The American Flag
(Paragraphs from an address by Henry Ward Beecher, in 1861, to the Fourteenth United States Regiment, Brooklyn, N.Y.)

 

 

“Thou hast given a banner to them that fear Thee, that it may be displayed because of the truth.” – Psalms, chapter 60, verse 4.

As at the early dawn the stars shine forth even while it grows light, and then, as the sun advances, that light breaks into banks and streaming lines of color, the glowing red and intense white striving together and ribbing the horizon with bars effulgent, so, on the American Flag, stars and beams of many-coloured light shine out together. And wherever this flag comes, and men behold it, they see in its sacred emblazonry no ramping lions and no fierce eagle, no embattled castles or insignia of imperial authority; they see the symbols of light. It is the banner of dawn. It means Liberty; and the galley slave, the poor oppressed conscript, the downtrodden creature of foreign despotism, sees in the American Flag that very promise and prediction of God: “The people which sat in the darkness saw a great light; and to them which sat in the region and shadow of death light is sprung up.”
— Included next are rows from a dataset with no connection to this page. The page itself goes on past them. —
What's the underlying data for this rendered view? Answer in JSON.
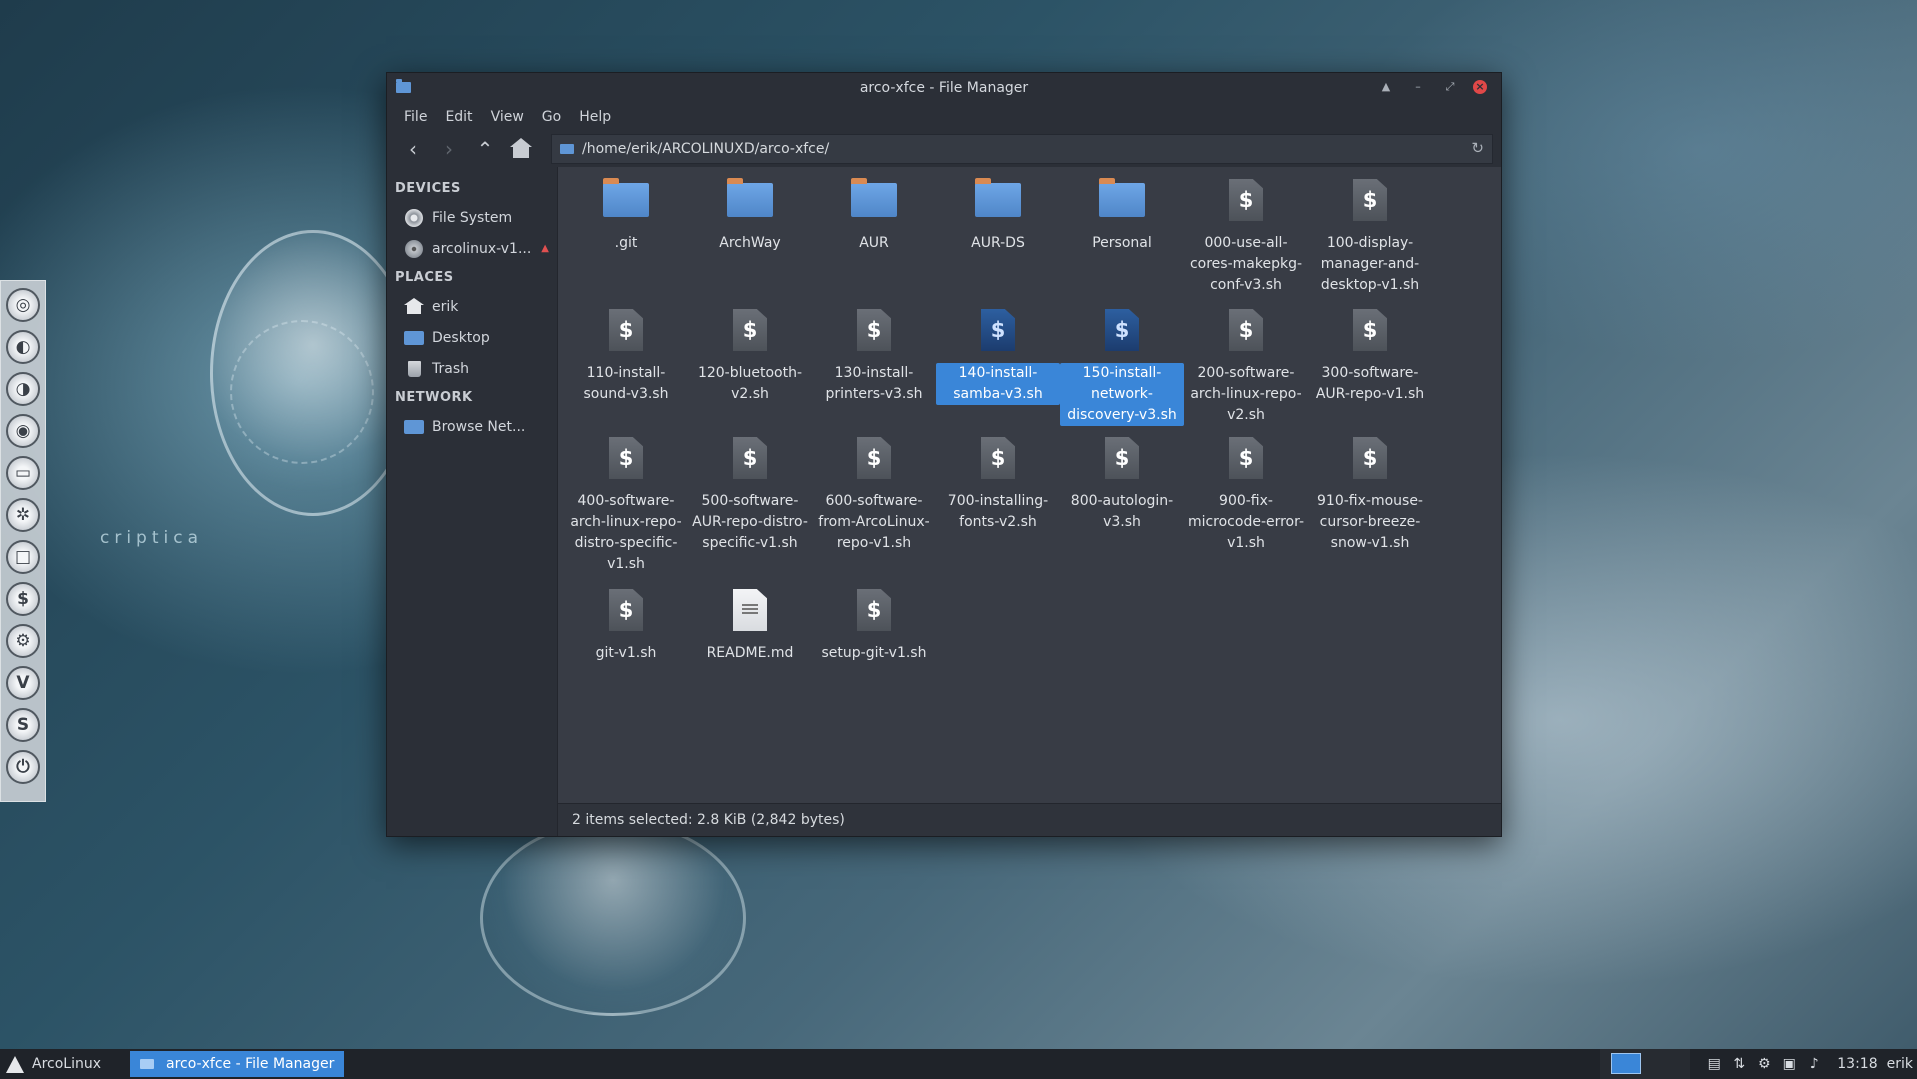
{
  "window": {
    "title": "arco-xfce - File Manager"
  },
  "menubar": [
    "File",
    "Edit",
    "View",
    "Go",
    "Help"
  ],
  "toolbar": {
    "path": "/home/erik/ARCOLINUXD/arco-xfce/"
  },
  "sidebar": {
    "devices_header": "DEVICES",
    "devices": [
      {
        "label": "File System",
        "icon": "disk-icon"
      },
      {
        "label": "arcolinux-v1...",
        "icon": "optical-disc-icon"
      }
    ],
    "places_header": "PLACES",
    "places": [
      {
        "label": "erik",
        "icon": "home-icon"
      },
      {
        "label": "Desktop",
        "icon": "desktop-folder-icon"
      },
      {
        "label": "Trash",
        "icon": "trash-icon"
      }
    ],
    "network_header": "NETWORK",
    "network": [
      {
        "label": "Browse Net...",
        "icon": "network-folder-icon"
      }
    ]
  },
  "files": [
    {
      "name": ".git",
      "type": "folder"
    },
    {
      "name": "ArchWay",
      "type": "folder"
    },
    {
      "name": "AUR",
      "type": "folder"
    },
    {
      "name": "AUR-DS",
      "type": "folder"
    },
    {
      "name": "Personal",
      "type": "folder"
    },
    {
      "name": "000-use-all-cores-makepkg-conf-v3.sh",
      "type": "script"
    },
    {
      "name": "100-display-manager-and-desktop-v1.sh",
      "type": "script"
    },
    {
      "name": "110-install-sound-v3.sh",
      "type": "script"
    },
    {
      "name": "120-bluetooth-v2.sh",
      "type": "script"
    },
    {
      "name": "130-install-printers-v3.sh",
      "type": "script"
    },
    {
      "name": "140-install-samba-v3.sh",
      "type": "script",
      "selected": true
    },
    {
      "name": "150-install-network-discovery-v3.sh",
      "type": "script",
      "selected": true
    },
    {
      "name": "200-software-arch-linux-repo-v2.sh",
      "type": "script"
    },
    {
      "name": "300-software-AUR-repo-v1.sh",
      "type": "script"
    },
    {
      "name": "400-software-arch-linux-repo-distro-specific-v1.sh",
      "type": "script"
    },
    {
      "name": "500-software-AUR-repo-distro-specific-v1.sh",
      "type": "script"
    },
    {
      "name": "600-software-from-ArcoLinux-repo-v1.sh",
      "type": "script"
    },
    {
      "name": "700-installing-fonts-v2.sh",
      "type": "script"
    },
    {
      "name": "800-autologin-v3.sh",
      "type": "script"
    },
    {
      "name": "900-fix-microcode-error-v1.sh",
      "type": "script"
    },
    {
      "name": "910-fix-mouse-cursor-breeze-snow-v1.sh",
      "type": "script"
    },
    {
      "name": "git-v1.sh",
      "type": "script"
    },
    {
      "name": "README.md",
      "type": "document"
    },
    {
      "name": "setup-git-v1.sh",
      "type": "script"
    }
  ],
  "script_glyph": "$",
  "statusbar": {
    "text": "2 items selected: 2.8 KiB (2,842 bytes)"
  },
  "taskbar": {
    "start_label": "ArcoLinux",
    "task_label": "arco-xfce - File Manager",
    "clock": "13:18",
    "user": "erik"
  },
  "wallpaper": {
    "text": "criptica"
  },
  "colors": {
    "selection": "#3a86d8",
    "folder": "#5f96d6",
    "close": "#e04848"
  }
}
In 1777, within a few days of one year after the Declaration of Independence, and two years and more after the war began, upon the 14th of June, the Congress of the Colonies, or the Confederated States, assembled, and ordained this glorious National Flag which we now hold and defend, and advanced it full high before God and all men as the flag of Liberty.

It was no holiday flag gorgeously emblazoned for gaiety or vanity. It was a solemn national signal. When that banner first unrolled to the sun, it was the symbol of all those Holy truths and purposes which brought together the Colonial American Congress.
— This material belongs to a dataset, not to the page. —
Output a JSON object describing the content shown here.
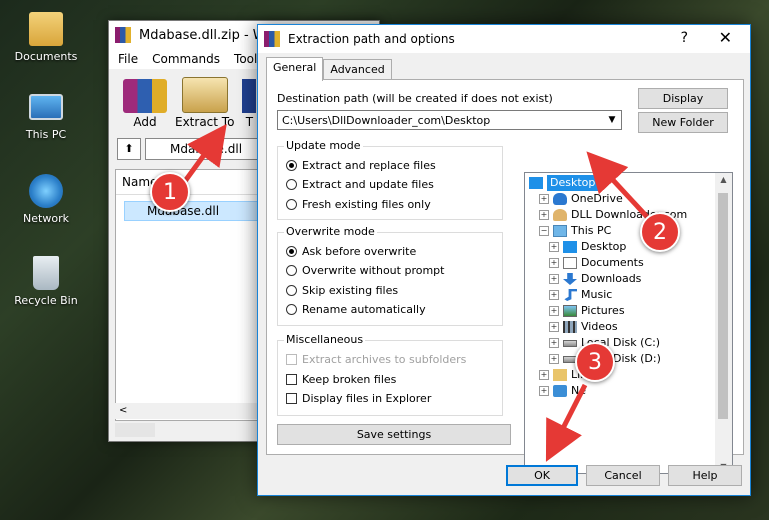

Our flag carries American ideals, American history, and American feelings. Beginning with the Colonies, and coming down to our time, in its sacred heraldry, in its glorious insignia, it has gathered and stored chiefly this supreme idea: Divine Right of Liberty in man. Every color means liberty; every thread means liberty; every form of star and beam or stripe of light means liberty; not lawlessness, not license, but organized institutional liberty—liberty through law, and law for liberty.

Accept it, then, in its fullest meaning. It is not a painted rag. It is a whole national history. It is the Constitution. It is the government. It is the free people that stand in the government on the Constitution.